Bientôt, en effet, le fils Poignot arrêta sa charrette sur la grande route, devant le petit sentier qui conduit à la Borderie.

— Voilà le voyage fini !… dit-il au baron.

Et aussitôt, il donna un coup de sifflet, comme il l’avait fait quelques heures plus tôt, pour avertir de son arrivée.

Personne ne paraissant, il siffla de nouveau, plus fort, puis de toutes ses forces… rien encore.

Mme d’Escorval et l’abbé Midon le rejoignaient à ce moment.

— C’est singulier, leur dit-il, que Marie-Anne ne m’entende pas… Nous ne pouvons descendre M. le baron sans l’avoir vue, et elle le sait bien… Si je courais l’avertir ?

— Elle se sera endormie, répondit l’abbé, veillez sur votre cheval, mon garçon, je vais aller la réveiller…

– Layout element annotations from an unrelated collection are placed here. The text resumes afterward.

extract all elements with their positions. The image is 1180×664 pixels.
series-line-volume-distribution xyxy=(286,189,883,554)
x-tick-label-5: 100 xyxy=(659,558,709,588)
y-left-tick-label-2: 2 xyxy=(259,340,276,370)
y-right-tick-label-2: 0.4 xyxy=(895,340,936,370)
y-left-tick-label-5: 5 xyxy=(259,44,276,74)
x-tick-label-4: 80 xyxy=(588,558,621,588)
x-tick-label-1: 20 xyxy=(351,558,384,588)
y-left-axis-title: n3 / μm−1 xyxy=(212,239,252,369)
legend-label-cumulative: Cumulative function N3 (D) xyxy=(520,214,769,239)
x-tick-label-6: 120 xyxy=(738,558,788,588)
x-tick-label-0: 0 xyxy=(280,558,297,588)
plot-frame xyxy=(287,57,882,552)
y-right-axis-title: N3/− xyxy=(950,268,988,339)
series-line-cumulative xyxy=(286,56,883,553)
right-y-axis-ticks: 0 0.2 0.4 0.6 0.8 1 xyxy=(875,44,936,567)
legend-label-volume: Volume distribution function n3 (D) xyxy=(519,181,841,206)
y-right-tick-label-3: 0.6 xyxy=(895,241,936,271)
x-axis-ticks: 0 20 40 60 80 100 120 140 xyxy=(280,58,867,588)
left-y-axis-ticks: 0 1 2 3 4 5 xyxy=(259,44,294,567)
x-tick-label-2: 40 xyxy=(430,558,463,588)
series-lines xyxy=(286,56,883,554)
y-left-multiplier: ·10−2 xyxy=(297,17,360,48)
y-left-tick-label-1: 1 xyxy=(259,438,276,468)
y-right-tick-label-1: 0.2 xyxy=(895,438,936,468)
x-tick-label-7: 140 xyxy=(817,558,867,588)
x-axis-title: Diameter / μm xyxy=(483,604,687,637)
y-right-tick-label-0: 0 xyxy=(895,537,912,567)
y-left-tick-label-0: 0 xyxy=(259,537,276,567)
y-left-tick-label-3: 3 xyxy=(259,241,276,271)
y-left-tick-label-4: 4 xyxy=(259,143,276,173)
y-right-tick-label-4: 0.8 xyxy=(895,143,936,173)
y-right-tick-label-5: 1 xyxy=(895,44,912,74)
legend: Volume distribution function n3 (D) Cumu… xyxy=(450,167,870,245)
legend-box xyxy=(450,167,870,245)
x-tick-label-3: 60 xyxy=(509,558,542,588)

Il quitta le bras de Mme d’Escorval sur ces mots, et gagna le sentier.

Certes, il n’avait pas l’ombre d’une inquiétude. Tout était calme et silence autour de la Borderie ; une lumière brillait aux fenêtres du premier étage.

Cependant, lorsqu’il vit la porte ouverte, un pressentiment vague tressaillit en lui.

— Qu’est-ce que cela veut dire ? pensa-t-il.